Há indício, portanto, de haver o candidato obtido a referida declaração de pessoa próxima (tanto que doador da campanha) para justificar o gasto com recursos do FEFC.

 

Diante dessas circunstâncias, perde credibilidade, igualmente, a doação realizada para Anderson da Silva. (Grifei.)

 

Assim, diante da suspeita levantada sobre as provas da contratação existentes na hipótese, comungo da conclusão exposta na sentença: os candidatos não lograram êxito em comprovar, adequadamente, a utilização de parcela das verbas oriundas do Fundo Especial de Financiamento de Campanha no valor R$ 300,00 (trezentos reais).

 

Observe-se que a decisão embargada faz menção à suspeita sobre as provas da contratação, sobretudo porque essa questão foi trazida apenas em grau recursal.

Veja-se que os candidatos em nenhum momento tiveram oportunidade de se manifestar sobre eventual existência de fraude na contabilidade em primeira instância, o que constitui obstáculo para que o tema trazido no parecer da Procuradoria Regional Eleitoral fosse submetido ao contraditório.

A decisão de primeiro grau reconheceu apenas a ausência de comprovação suficiente sobre a contratação e afirmou que tal situação é irregularidade grave, sem qualquer menção à existência de fraude.

Desse pressuposto, decorre que o agravamento da situação dos prestadores de contas no exame de recurso manejado apenas pelos candidatos resultaria em reformatio in pejus, o que não se deve admitir.

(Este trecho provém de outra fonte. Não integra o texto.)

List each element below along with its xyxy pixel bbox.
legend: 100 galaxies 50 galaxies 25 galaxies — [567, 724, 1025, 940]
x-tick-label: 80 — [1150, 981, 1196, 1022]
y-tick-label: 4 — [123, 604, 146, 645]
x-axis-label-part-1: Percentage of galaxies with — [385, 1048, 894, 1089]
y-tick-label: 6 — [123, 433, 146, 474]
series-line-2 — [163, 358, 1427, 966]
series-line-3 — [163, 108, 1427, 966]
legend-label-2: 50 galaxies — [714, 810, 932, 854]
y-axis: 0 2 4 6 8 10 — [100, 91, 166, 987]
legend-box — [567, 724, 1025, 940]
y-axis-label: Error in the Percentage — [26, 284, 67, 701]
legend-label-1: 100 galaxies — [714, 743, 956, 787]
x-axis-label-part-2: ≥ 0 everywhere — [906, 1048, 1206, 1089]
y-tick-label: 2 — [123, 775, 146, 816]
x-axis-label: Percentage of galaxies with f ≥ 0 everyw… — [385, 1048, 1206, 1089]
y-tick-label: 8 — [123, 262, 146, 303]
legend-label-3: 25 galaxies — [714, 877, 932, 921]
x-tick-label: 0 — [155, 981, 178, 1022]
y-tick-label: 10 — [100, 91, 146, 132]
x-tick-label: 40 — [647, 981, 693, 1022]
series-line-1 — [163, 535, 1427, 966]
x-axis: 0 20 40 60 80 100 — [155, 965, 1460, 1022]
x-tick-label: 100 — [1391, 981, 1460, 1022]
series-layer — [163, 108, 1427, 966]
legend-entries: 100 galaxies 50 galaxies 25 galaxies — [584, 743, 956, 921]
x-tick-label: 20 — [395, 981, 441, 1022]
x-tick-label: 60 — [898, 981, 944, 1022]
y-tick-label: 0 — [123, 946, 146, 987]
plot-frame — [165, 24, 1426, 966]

Assim, considerando que a situação dos candidatos não pode ser agravada pelo reconhecimento de fraude na contratação de despesas de campanha, o que não restou debatido em primeiro grau, é de se esclarecer que as considerações acerca da coincidência entre doador e fornecedor foram realizadas para explicitar as incongruências constatadas nas justificativas oferecidas pelos prestadores, de modo a reforçar a conclusão sobre a inidoneidade da documentação juntada para sanar as falhas apontadas na sentença.

A ausência de comprovação dos gastos, nos limites da matéria devolvida ao Tribunal, na hipótese, não desborda do ordinário para as ações da espécie, de forma que não se reconhece especial gravidade das irregularidades apta a atrair a desaprovação das contas.

Registro, ainda, que, conforme diretriz jurisprudencial estabelecida nesta Corte Regional para o pleito de 2020, a análise da gravidade da falha está diretamente relacionada ao valor envolvido e ao percentual de impacto sobre a arrecadação, “não importando se os recursos se caracterizam como de origem não identificada, de fonte vedada ou são de natureza pública” (TRE-RS - REl 0600329-27.2020.6.21.0047, Redator do acórdão: DES. ELEITORAL GERSON FISCHMANN, sessão de 10.08.2021).

Com essas considerações, acolho parcialmente os aclaratórios, tão somente para integrar ao acórdão a presente fundamentação, esclarecendo os pontos trazidos pelo recorrente, sem modificação no conteúdo ou sentido do julgado embargado, mantido em sua totalidade.

Dispositivo

DIANTE DO EXPOSTO, voto pelo acolhimento parcial dos embargos de declaração, integrando o acórdão nos termos da fundamentação, negando-lhes, entretanto, efeitos infringentes.